The arrival of legions of men and women in silly hats, striking costumes, and bells on in Nelson this week has brought a burst of colourful eccentricity to the city at the start of 2014.
Groups or "sides" of dancers from around the country, Australia and England have been capering about with sticks, handkerchiefs and knee-bells in the rain, and the midday sun.
No-one knows the exact origins of this most English of dances that dates back at least 500 years. Even its name is shrouded in mystery - one theory is that it's a derivation of Moorish, as in describing an exotic practice.
That's a long time, in anyone's language, to be the butt of jokes.
In the first of Rowan Atkinson's memorable Blackadder series, his character described Morris dancing as "the most fatuous, tenth-rate entertainment ever devised by man.
Forty effeminate blacksmiths waving bits of cloth they've just wiped their noses on. How it's still going on in this day and age [15th century], I'll never know".
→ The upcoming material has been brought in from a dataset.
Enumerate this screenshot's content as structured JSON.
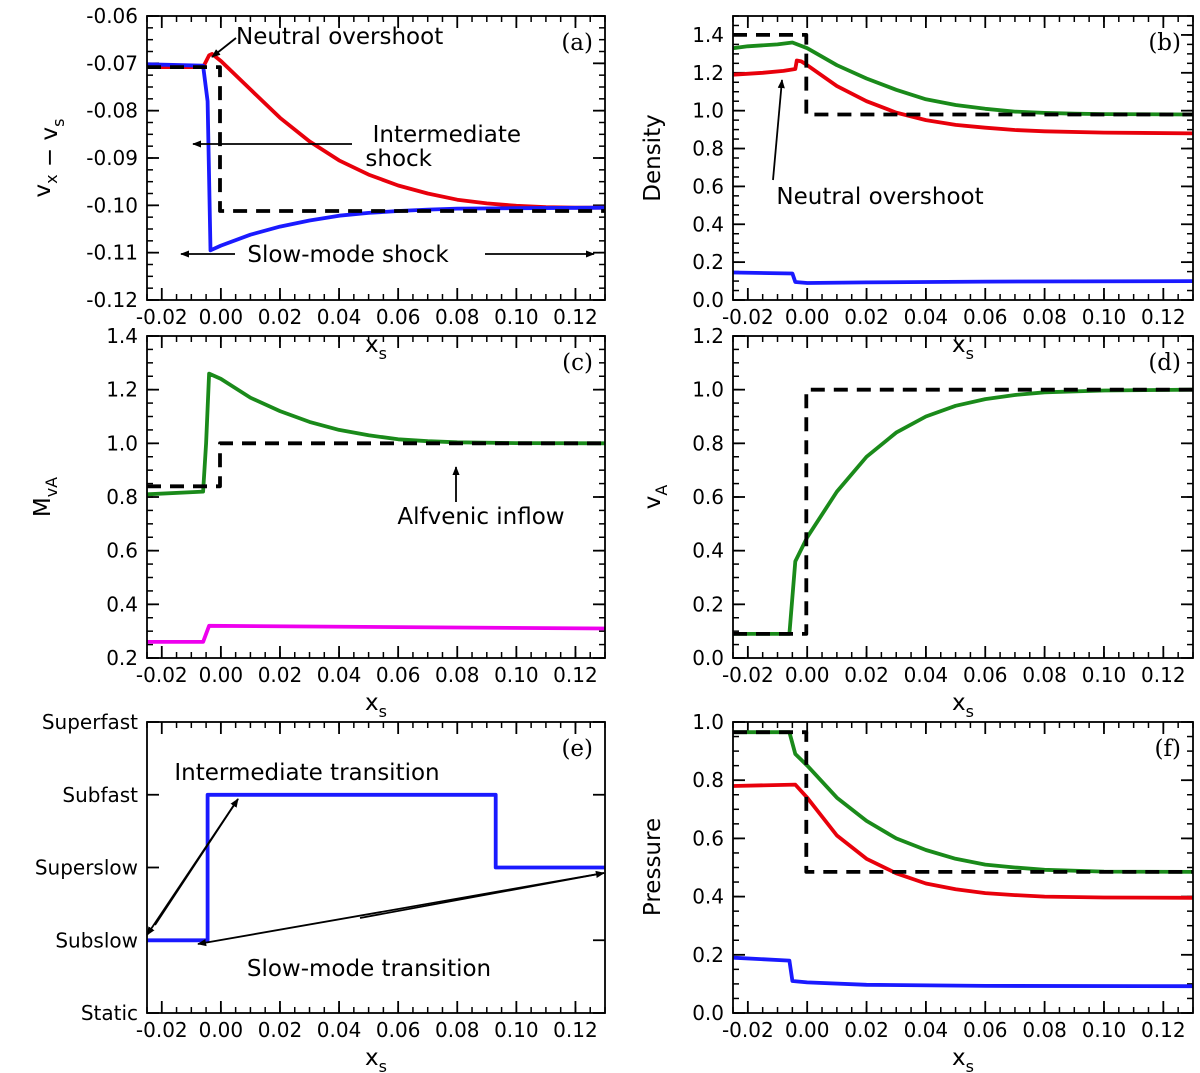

A bit harsh, perhaps, but Morris dancers are having the last laugh.
One participant this week has a gentler observation of her hobby, describing it as "fun, structured silliness and that's always good".
There's no doubt that the dancers always look as though they are having a blast, even as the rain dropped on to their hats at the 1903 site on Trafalgar St on a wet Tuesday lunchtime.
They have been a sort of medieval flash mob, bringing smiles to faces long before the modern practice of turning up unannounced for a co-ordinated song or dance in a public place became a fad.
The fact that many Morris dancers are above a certain age reinforces the eccentric image, but also shows age is no barrier to having fun.
And perhaps that is an enduring lesson to be taken from the dancers, particularly at this time of year before the work shackles tighten. A bit of structured silliness can go a long way.